Whilst I am not predicting a renewed 1970s – what are facing today is potentially worse because geopolitical stability is threatened, not just a period of economic stagflation. But however we look at this, it is a cost we have no option but to absorb – it is the cost of defending Western values – of democracy and freedom. The alternative is a price too high to contemplate. We’ve already had conflicts on a global scale for these same reasons and one only has to look back to the real complications of geopolitical relationships that brought us WW1 and WW2 to see these dynamics playing out.

 

Dangerous moment

Many think that central banks now have the ability to manipulate markets to ensure stability. This was evident with their actions during the very sobering moments of the bank-led financial crisis in 2008/09. However, stagflation offers a very difficult dilemma to central banks – increase interest rates to curb inflation – and the economy gets hurt. It is also not so that central banks will work in unison as they did in the financial crisis because each region will have different stresses (differing values of net imports/exports in differing regions). The other problem for central banks is that in saving the banks that caused the crisis, and household incomes during the pandemic, they in turn have largely run out of the financial clout needed to stave off another global economic event.
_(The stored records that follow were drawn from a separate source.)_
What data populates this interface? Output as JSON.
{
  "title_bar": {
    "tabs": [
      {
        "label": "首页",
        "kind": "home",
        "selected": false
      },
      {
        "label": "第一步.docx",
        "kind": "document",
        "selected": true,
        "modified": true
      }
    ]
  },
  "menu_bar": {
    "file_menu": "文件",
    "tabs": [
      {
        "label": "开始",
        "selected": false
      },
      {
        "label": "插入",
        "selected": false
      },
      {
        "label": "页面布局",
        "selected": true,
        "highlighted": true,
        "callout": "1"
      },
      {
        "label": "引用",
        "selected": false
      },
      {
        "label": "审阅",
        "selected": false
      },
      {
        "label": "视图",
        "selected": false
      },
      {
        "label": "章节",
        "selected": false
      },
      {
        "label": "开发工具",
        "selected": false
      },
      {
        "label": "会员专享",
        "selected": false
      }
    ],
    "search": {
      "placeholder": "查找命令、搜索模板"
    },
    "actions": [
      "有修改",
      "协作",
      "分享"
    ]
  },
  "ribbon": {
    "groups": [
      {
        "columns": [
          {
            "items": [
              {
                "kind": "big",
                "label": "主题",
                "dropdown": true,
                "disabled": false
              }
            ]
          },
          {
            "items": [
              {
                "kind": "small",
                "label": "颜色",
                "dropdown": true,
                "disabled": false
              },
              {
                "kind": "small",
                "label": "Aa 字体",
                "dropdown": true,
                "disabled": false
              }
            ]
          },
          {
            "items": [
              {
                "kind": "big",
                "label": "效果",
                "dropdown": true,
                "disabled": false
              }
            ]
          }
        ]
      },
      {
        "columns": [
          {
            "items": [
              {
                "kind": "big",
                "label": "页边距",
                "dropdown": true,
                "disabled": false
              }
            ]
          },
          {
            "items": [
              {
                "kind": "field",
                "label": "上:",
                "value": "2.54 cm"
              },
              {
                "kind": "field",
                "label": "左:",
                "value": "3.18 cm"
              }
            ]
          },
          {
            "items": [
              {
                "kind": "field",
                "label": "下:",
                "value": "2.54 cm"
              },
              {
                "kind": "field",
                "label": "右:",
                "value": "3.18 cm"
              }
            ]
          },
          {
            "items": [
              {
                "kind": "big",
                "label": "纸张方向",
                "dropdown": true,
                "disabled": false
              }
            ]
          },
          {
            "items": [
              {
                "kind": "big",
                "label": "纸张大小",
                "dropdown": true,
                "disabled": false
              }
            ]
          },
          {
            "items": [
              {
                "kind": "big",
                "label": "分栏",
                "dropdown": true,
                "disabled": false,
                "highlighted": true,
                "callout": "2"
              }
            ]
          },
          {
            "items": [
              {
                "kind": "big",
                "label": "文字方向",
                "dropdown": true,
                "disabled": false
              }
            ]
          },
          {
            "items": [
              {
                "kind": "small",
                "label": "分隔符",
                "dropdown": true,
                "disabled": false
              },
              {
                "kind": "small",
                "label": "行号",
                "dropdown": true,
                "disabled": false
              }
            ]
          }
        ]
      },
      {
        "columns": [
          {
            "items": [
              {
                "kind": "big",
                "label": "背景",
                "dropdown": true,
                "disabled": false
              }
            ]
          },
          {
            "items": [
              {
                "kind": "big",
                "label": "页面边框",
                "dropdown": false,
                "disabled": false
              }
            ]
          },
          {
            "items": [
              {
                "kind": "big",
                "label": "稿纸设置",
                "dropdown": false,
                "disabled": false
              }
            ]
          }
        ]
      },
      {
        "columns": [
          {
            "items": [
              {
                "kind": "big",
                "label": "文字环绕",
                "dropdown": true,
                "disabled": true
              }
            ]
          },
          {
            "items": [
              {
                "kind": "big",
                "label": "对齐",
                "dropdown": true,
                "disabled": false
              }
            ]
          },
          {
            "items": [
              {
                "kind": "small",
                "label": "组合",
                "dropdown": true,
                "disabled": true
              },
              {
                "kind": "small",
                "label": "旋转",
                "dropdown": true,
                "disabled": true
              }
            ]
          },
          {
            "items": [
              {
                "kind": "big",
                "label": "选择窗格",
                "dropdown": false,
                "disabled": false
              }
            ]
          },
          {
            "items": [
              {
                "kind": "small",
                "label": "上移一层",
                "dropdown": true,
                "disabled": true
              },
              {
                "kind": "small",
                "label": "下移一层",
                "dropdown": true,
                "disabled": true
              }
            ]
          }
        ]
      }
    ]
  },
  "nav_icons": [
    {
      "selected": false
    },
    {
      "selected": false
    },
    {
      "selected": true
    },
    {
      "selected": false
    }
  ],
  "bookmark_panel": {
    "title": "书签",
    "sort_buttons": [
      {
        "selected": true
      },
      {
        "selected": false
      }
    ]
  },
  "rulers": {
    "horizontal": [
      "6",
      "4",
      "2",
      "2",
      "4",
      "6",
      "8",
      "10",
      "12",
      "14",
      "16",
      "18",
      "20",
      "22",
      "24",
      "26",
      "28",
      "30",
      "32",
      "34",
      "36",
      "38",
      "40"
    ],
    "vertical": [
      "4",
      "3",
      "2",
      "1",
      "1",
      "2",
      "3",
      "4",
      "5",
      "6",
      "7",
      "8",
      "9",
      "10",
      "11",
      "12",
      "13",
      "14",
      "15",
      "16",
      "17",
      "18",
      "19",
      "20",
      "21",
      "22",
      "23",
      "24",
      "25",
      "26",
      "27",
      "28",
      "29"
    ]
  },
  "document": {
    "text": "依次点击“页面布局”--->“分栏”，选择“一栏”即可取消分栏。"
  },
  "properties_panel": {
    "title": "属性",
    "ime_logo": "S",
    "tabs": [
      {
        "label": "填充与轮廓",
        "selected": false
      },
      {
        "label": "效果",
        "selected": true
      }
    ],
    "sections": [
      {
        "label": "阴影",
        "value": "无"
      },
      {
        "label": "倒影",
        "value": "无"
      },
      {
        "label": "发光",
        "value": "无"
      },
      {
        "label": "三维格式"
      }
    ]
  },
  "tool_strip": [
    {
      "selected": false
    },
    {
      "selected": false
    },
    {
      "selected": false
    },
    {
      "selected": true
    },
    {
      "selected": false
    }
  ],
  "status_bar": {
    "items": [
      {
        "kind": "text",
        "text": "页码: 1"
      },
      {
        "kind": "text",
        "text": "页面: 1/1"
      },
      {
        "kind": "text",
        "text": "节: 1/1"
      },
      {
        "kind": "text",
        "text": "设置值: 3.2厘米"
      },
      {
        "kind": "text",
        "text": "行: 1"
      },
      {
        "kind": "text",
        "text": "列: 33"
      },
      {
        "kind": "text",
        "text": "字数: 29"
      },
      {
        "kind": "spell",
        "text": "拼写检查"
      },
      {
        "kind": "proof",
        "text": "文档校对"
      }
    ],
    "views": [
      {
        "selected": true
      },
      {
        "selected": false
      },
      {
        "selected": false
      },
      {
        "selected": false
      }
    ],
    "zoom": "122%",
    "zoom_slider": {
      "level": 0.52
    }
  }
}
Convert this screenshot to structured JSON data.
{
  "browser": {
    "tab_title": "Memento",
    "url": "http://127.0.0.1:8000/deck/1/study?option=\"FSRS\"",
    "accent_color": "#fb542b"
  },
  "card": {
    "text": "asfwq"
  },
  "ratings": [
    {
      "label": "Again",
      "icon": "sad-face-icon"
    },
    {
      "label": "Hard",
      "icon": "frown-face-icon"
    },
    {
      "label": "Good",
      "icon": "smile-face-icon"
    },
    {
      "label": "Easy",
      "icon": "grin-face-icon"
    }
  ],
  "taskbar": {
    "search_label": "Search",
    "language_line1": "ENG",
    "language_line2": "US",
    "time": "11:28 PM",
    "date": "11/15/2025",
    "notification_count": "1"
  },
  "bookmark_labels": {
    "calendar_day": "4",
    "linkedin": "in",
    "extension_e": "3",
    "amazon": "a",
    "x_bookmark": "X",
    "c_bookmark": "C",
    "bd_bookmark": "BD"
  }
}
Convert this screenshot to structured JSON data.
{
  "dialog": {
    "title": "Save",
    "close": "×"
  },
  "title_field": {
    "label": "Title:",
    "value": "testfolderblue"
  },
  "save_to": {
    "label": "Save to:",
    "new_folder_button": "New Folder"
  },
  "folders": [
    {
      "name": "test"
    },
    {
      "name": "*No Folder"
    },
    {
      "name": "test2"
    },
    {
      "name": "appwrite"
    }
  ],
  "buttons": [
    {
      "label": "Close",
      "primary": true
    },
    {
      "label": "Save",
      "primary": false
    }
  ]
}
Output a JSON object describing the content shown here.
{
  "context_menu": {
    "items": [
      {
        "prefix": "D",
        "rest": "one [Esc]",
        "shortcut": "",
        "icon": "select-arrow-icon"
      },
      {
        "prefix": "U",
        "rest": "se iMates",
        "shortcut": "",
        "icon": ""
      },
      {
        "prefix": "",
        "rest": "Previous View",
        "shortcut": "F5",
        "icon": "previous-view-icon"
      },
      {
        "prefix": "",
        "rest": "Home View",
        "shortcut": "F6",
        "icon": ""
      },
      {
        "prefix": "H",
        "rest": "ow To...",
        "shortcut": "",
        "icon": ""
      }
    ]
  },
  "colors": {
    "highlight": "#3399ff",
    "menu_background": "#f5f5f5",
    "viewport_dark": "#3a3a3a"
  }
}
In summary, Putin’s aggression has now sparked a new political and economic era – it is a pivotal moment. The geopolitical order is changing and the fight over political ideology is now becoming intense. The cost of the financial crisis was huge, the cost of the pandemic more so – and the axis of China/Russia/Iran and their allies has a renewed confidence. We are entering a global depression – economically and politically – and it may turn very nasty indeed. At the very least – all of this will be painful one way or another.